Люди узнавали и не узнавали друг друга, смеялись и плакали. Когда все уселись, в класс вошел Сергей Гребенкин. Это был человек военной выправки и, несмотря на свой возраст, держался прямо и был в хорошей физической форме. Время не поменяло цвета его волос, оно лишь добавило им мышиный оттенок старости. На лице жила какая-то доля либо усталости, либо разочарования. Во всем его облике присутствовала недосказанность с примесью вины. Обняв каждого, он сел за последнюю парту.

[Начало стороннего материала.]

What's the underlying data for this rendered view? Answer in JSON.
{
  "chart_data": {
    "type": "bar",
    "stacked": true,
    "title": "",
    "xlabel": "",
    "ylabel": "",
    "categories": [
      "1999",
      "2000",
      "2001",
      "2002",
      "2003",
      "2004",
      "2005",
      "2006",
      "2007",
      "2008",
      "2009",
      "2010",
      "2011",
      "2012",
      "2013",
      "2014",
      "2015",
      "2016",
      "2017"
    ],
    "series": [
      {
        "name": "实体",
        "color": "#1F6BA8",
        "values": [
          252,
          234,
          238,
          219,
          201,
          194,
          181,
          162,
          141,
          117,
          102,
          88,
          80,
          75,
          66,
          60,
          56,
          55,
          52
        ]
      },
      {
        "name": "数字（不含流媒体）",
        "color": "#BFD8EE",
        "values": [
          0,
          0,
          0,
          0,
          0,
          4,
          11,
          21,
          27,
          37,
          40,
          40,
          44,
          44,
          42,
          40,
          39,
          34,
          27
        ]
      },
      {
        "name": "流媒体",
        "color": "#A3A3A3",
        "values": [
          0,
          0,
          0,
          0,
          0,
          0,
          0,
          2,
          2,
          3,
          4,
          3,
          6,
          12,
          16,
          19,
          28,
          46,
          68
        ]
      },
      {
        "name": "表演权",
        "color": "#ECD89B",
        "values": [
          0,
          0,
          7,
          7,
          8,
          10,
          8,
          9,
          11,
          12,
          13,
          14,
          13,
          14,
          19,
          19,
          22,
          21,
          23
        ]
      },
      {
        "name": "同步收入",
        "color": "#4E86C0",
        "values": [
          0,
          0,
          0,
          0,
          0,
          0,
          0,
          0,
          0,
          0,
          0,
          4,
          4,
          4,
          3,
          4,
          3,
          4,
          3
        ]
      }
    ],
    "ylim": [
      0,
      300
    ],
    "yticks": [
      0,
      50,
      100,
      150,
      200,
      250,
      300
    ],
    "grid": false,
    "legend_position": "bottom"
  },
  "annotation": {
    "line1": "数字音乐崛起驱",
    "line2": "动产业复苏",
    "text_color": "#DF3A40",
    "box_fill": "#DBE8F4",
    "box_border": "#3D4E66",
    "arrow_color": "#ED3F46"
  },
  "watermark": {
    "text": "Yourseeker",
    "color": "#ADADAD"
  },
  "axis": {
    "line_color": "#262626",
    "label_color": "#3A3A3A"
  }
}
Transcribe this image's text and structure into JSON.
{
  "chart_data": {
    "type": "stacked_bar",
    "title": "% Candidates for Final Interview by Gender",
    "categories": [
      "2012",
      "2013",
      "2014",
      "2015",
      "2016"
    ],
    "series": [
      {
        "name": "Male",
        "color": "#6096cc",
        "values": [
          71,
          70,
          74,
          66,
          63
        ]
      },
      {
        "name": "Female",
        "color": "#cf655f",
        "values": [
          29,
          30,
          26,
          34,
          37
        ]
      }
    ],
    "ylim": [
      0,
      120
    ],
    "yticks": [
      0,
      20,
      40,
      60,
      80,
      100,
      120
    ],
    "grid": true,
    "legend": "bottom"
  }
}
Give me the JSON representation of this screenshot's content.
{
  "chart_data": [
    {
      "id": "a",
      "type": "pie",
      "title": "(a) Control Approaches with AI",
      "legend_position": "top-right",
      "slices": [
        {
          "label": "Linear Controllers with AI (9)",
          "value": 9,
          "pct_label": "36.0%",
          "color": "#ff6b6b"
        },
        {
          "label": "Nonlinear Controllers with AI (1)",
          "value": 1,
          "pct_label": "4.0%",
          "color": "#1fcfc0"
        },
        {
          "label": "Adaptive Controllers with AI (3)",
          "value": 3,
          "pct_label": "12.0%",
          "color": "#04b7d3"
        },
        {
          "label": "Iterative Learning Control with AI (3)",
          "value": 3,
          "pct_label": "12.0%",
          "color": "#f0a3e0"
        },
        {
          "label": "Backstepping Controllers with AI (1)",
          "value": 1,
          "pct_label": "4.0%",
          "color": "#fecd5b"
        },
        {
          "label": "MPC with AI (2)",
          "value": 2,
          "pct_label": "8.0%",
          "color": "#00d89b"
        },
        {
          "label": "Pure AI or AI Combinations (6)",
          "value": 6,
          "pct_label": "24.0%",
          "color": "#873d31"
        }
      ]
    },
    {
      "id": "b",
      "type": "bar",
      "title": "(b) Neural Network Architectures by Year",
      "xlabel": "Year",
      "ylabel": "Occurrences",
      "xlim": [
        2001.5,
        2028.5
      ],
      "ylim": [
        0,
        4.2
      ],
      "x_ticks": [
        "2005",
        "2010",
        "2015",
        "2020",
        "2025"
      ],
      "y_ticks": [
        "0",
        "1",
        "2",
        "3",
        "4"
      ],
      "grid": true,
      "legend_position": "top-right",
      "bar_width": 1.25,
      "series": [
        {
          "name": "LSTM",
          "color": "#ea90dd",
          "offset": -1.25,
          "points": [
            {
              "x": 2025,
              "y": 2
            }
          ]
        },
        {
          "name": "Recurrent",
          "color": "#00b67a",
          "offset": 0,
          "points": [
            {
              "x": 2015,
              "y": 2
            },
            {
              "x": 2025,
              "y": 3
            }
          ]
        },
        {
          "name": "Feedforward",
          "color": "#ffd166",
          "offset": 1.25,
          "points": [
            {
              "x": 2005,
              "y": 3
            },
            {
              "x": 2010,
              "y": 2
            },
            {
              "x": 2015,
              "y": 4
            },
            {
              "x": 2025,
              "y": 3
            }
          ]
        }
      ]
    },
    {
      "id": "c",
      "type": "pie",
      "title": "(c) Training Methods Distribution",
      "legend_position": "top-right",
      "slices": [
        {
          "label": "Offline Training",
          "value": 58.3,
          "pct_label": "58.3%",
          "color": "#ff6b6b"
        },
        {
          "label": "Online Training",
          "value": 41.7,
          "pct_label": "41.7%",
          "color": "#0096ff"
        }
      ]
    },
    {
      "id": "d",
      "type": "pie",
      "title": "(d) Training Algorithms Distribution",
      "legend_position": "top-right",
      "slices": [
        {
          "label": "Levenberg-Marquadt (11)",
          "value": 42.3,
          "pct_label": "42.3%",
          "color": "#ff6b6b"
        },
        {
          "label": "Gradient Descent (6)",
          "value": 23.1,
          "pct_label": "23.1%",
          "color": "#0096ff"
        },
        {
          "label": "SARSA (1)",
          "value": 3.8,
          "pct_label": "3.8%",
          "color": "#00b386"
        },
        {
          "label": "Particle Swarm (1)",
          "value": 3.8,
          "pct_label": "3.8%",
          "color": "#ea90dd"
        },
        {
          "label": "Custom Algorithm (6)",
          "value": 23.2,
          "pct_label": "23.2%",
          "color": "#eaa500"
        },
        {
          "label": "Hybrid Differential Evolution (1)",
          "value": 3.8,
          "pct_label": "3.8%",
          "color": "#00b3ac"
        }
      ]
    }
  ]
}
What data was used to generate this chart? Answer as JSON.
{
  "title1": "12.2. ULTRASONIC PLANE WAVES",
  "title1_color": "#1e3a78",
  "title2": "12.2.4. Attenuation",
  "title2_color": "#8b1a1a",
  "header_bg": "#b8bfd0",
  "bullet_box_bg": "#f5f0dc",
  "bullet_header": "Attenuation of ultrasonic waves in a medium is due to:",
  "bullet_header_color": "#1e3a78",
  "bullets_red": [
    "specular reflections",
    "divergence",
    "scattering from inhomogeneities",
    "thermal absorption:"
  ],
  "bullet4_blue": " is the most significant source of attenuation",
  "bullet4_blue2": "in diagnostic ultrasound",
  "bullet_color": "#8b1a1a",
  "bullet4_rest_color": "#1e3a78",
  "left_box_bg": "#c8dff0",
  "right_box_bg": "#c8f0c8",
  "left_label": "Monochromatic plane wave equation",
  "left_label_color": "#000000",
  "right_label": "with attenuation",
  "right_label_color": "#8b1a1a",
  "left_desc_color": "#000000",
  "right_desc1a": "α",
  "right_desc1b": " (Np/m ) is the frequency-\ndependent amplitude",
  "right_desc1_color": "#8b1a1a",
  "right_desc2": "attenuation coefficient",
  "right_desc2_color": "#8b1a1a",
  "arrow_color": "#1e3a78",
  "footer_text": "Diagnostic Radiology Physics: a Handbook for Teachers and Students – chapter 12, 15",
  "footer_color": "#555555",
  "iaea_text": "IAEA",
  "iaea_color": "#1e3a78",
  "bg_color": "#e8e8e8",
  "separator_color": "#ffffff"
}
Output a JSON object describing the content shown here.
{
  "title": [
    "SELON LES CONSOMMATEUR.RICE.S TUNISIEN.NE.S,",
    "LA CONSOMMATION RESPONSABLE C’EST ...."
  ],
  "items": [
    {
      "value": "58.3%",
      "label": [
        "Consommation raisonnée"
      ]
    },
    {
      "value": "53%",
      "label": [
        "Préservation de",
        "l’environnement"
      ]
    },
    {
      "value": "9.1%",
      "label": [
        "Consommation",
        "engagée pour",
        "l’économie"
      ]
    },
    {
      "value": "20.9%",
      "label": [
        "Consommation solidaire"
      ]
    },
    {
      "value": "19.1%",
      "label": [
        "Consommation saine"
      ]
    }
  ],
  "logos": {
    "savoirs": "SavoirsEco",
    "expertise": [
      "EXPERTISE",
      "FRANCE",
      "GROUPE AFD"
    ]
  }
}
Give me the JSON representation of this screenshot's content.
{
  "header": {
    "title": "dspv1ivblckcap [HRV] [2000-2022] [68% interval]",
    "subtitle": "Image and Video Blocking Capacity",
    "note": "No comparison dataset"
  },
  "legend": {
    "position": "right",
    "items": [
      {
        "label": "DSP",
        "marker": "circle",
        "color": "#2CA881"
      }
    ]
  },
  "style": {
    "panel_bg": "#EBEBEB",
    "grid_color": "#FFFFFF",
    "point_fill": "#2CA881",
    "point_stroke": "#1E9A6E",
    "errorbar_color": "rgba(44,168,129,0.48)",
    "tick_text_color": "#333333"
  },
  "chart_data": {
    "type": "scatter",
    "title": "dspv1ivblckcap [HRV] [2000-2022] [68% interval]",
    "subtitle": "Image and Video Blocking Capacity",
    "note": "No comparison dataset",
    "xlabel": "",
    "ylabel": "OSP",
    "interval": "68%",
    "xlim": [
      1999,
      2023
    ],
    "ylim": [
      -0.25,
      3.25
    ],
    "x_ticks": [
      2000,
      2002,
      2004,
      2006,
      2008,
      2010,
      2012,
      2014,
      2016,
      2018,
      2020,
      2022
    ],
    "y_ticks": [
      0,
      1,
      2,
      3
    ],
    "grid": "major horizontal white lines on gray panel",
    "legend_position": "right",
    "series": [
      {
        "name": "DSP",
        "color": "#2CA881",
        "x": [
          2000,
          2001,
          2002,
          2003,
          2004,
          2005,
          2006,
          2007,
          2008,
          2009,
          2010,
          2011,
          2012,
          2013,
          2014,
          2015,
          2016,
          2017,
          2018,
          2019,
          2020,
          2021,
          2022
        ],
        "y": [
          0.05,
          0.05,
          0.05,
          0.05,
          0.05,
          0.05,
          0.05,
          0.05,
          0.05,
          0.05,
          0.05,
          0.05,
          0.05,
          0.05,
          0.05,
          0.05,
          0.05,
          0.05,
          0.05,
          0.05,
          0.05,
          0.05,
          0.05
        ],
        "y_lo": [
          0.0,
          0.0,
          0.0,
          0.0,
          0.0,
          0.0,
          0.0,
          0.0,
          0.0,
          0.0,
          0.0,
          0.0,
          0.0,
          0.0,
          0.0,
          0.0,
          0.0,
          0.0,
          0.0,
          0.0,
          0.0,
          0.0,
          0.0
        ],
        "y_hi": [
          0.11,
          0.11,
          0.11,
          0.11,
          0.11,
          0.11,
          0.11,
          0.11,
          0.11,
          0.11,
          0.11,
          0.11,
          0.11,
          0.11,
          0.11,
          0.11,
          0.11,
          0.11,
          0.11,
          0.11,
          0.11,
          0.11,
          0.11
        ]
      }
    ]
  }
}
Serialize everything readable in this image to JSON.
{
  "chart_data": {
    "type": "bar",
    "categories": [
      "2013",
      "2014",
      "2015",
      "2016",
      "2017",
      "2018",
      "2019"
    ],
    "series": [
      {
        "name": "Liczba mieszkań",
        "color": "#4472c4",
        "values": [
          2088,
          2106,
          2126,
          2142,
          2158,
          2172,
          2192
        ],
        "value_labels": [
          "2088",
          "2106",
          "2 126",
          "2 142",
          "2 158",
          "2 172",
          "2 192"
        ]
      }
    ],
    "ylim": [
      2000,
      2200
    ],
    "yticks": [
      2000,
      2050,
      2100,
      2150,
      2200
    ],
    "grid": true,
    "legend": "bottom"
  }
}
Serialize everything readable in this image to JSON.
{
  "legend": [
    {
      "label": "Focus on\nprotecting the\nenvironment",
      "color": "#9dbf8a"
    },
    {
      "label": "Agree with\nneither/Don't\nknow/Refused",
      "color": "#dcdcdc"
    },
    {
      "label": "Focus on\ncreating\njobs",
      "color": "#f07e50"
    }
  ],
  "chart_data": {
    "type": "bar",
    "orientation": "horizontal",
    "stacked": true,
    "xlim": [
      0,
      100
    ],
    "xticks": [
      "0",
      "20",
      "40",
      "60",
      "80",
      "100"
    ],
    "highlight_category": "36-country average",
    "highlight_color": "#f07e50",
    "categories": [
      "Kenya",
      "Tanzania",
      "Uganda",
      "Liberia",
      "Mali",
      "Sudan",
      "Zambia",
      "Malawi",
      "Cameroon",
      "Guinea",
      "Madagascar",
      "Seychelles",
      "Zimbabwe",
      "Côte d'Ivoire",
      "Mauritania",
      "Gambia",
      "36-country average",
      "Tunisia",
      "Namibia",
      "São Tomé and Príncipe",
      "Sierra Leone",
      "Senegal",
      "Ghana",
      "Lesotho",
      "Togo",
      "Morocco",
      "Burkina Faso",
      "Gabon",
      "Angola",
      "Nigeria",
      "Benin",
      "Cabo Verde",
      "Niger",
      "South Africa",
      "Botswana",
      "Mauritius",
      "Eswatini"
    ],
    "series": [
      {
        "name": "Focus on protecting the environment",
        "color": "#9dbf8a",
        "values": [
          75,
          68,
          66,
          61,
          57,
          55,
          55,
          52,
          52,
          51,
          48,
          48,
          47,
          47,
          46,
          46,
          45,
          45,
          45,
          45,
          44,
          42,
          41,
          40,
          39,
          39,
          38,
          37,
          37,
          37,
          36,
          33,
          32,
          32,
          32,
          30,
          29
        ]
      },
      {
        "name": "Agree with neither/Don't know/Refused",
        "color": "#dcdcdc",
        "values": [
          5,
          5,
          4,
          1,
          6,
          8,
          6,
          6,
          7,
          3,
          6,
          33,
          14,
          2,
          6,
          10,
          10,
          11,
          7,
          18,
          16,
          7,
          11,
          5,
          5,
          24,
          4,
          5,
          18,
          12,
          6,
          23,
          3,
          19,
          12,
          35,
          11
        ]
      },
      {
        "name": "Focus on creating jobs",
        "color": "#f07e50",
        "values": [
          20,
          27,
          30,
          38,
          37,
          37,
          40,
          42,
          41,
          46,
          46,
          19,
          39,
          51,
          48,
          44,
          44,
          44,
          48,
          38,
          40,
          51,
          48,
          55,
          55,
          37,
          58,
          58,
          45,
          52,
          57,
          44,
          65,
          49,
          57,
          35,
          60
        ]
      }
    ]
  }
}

Ну, кажется все в сборе, – громко заявила организатор встречи. –Можем начинать.
Подождите, не хватает Анфисы Гречаниновой – донеслось с галерки.
Едет где-нибудь с опозданием. Не удивительно в такую-то погоду – сказал человек, с фамилией Миронов.

В этот момент в класс постучала директор школы и попросила организатора встречи ненадолго выйти из класса. Гости, как и прежде во времена их далекого детства, начали галдеть, обрадовавшись отсутствию надзирателя.

Вы знаете, – начала директор, обращаясь к организатору встречи – только не говорите гостям, чтобы не портить праздника. Но родственники Анфисы Поликарповны сообщили, что она скончалась сегодня ночью.